Компромисс между жизнью и смертью. Сергей Довлатов в Таллине и другие встречи - [68]
…Лиля, я страшно жалею о своей застольной болтливости. Думал, не пригодятся истории, вечно буду поэтом, а теперь их не вернуть. Помнишь, как у Зощенко: «У одной женщины умер муж. А, – думает она, – ерунда. Оказалось, что не ерунда!»
– Женя, но теперь, когда ты знаешь, что истории твои крадут, ты все равно продолжаешь доверять их собеседникам?
– Это сильнее меня. Сидим за столом, кому-то нестерпимо хочется выпить, а мне хочется рассказать что-нибудь интересное.
– Ну и рассказывал бы порядочным людям, которые не умеют сочинять, а не своему брату писателю!

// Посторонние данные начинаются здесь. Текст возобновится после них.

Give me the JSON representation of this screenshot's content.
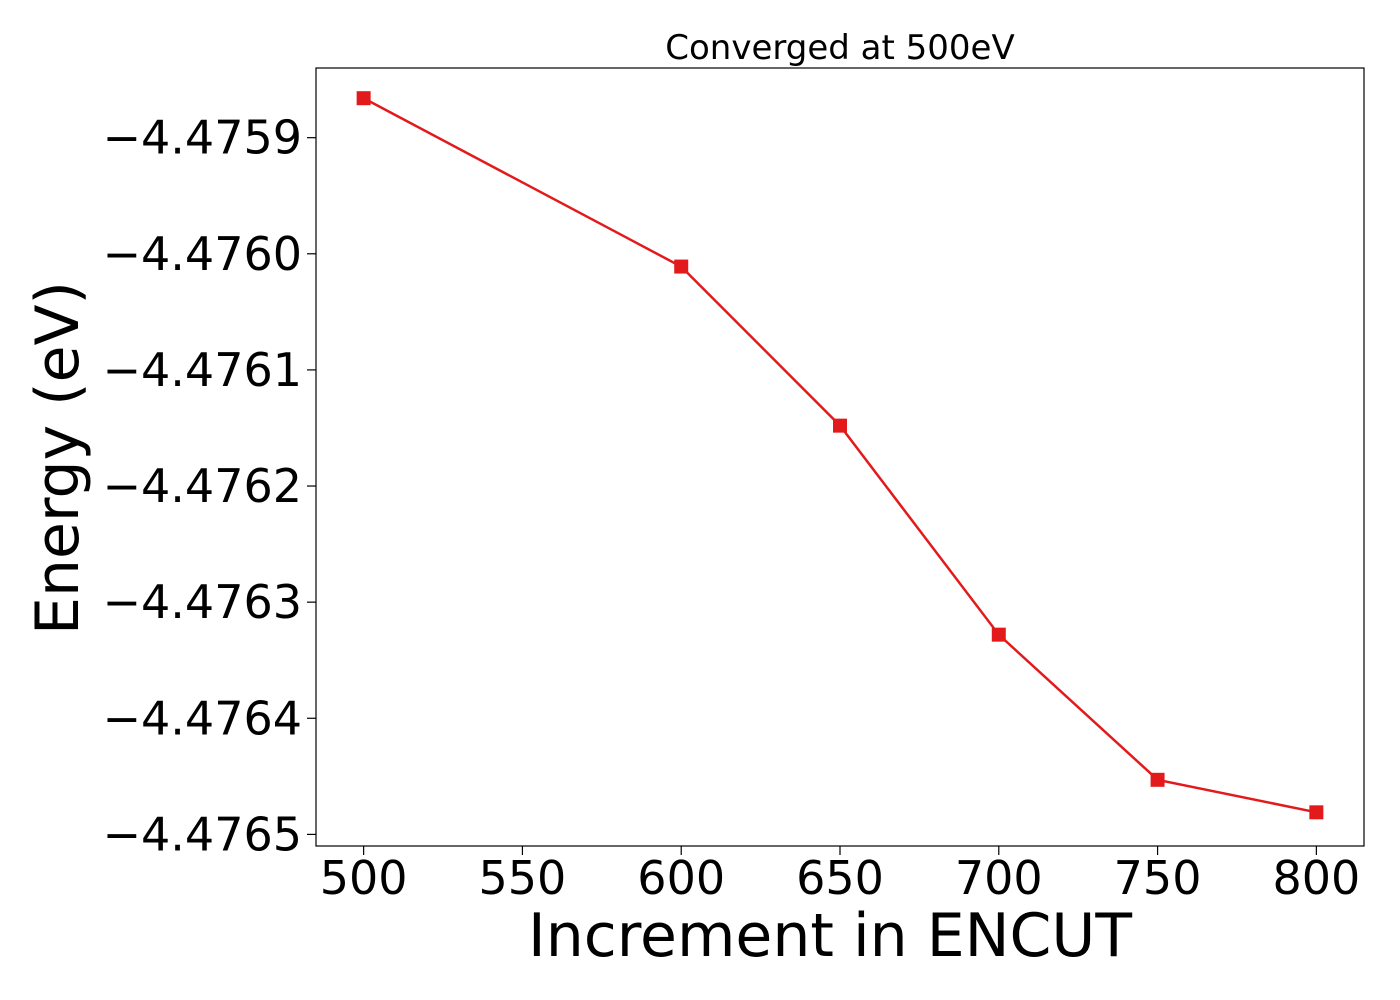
{
  "chart_data": {
    "type": "line",
    "title": "Converged at 500eV",
    "xlabel": "Increment in ENCUT",
    "ylabel": "Energy (eV)",
    "xlim": [
      485,
      815
    ],
    "ylim": [
      -4.47651,
      -4.47584
    ],
    "x_ticks": [
      500,
      550,
      600,
      650,
      700,
      750,
      800
    ],
    "x_tick_labels": [
      "500",
      "550",
      "600",
      "650",
      "700",
      "750",
      "800"
    ],
    "y_ticks": [
      -4.4759,
      -4.476,
      -4.4761,
      -4.4762,
      -4.4763,
      -4.4764,
      -4.4765
    ],
    "y_tick_labels": [
      "−4.4759",
      "−4.4760",
      "−4.4761",
      "−4.4762",
      "−4.4763",
      "−4.4764",
      "−4.4765"
    ],
    "grid": false,
    "series": [
      {
        "color": "#e31a1c",
        "marker": "square",
        "x": [
          500,
          600,
          650,
          700,
          750,
          800
        ],
        "y": [
          -4.475866,
          -4.476011,
          -4.476148,
          -4.476328,
          -4.476453,
          -4.476481
        ]
      }
    ]
  }
}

– Простодушие!.. Как ты знаешь, существовал пожизненный конфликт между Гончаровым и Тургеневым. Гончаров уверял, что Тургенев украл у него сюжет «Отцов и детей». Никто ему не верил, и постепенно сложилось мнение, что Гончаров просто сумасшедший и страдает манией преследования. Но Анна Андреевна Ахматова, которая читала архивы, говорила мне, что в основе этого конфликта действительно лежит воровство. Тургенев долго не был в России, приехал, встретился с Гончаровым, тот ему рассказал о новых людях, об их взглядах, принципах, вкусах; рассказал замечательно, ярко, подробно; в этот момент у него зрел замысел «Обрыва». Тургенев внимательно выслушал и побежал писать свой роман. Гончаров писал медленно, а Тургенев писал быстро…
– Интересно, а Бродский заимствовал у тебя что-нибудь?
– В поэме «Колыбельная Трескового мыса» у Бродского есть такие строчки: «Как бессчетным женам гарема всесильный Шах // изменить может только с другим гаремом…» Это моя шутка: я как-то сказал, что шах не может изменить своему гарему с одной женщиной, изменой может считаться только его роман с другим гаремом… И еще – в стихах о Таллине у меня луна карабкалась по трубам как капля в ватерпас; у Иосифа в стихах встречается этот образ – втягивается луна каплей в ватерпас…
– Женя, прости, что говорю тебе об этом, но и у тебя в стихах есть одна строчка из Бродского: «Вечер с красным вином в нигде…»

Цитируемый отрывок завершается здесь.